Ejercicios navales y control “inteligente” del estrecho

El anuncio de que los submarinos iraníes están listos para el combate se produce tras los ejercicios “Control Inteligente del Estrecho de Ormuz”, en los que participaron unidades de drones, lanchas misilísticas y fuerzas submarinas del CGRI. Durante estas maniobras se dispararon misiles desde el interior del país, la costa y las islas del Golfo Pérsico, impactando objetivos en Ormuz y demostrando una integración entre vigilancia, fuego de precisión y guerra submarina.

El alto mando iraní sostiene que mantiene un control total de inteligencia, las 24 horas, sobre los movimientos de fuerzas y buques de guerra extranjeros en la zona, apoyado en una red de sensores, drones y plataformas navales. Esta capacidad de seguimiento permanente es el complemento indispensable del despliegue de submarinos iraníes en Ormuz, ya que permite dirigirlos hacia blancos específicos en caso de escalada.

Tensión con EEUU y riesgo de choque naval

La presencia de submarinos iraníes listos para el combate se suma a una serie de episodios recientes en los que Teherán ha advertido o hecho retroceder a buques de guerra estadounidenses que intentaban aproximarse al estrecho. En al menos un caso, Irán amenazó con atacar un destructor si seguía acercándose a Ormuz, condicionando incluso las negociaciones bilaterales en Pakistán, lo que revela hasta qué punto este paso marítimo se ha convertido en línea roja estratégica.

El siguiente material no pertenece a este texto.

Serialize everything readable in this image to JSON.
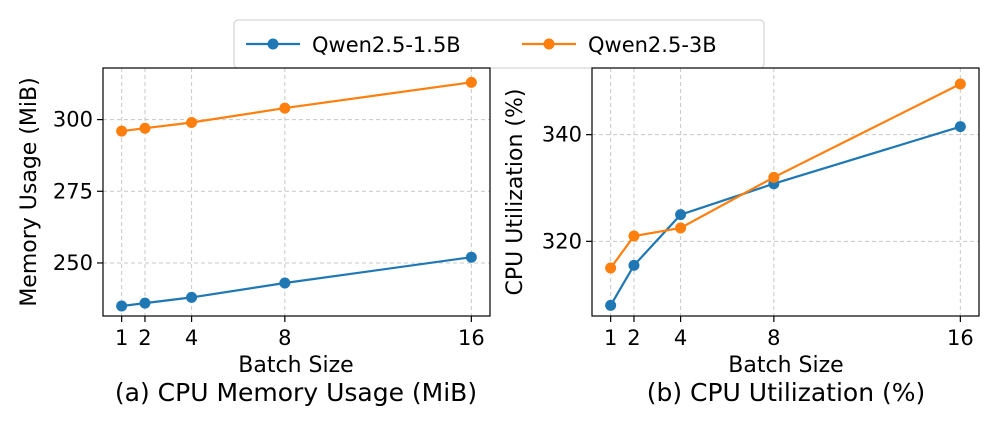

Estados Unidos, por su parte, asegura haber hundido parte importante de la flota de superficie iraní en campañas previas, aunque analistas advierten que la principal amenaza reside precisamente en los submarinos y las minas, difíciles de neutralizar por completo. Esta asimetría hace que un choque naval en Ormuz pueda escalar rápidamente y tener impacto global, al tratarse de la ruta por donde transita alrededor del 20% del petróleo y gas que se comercia en el mundo.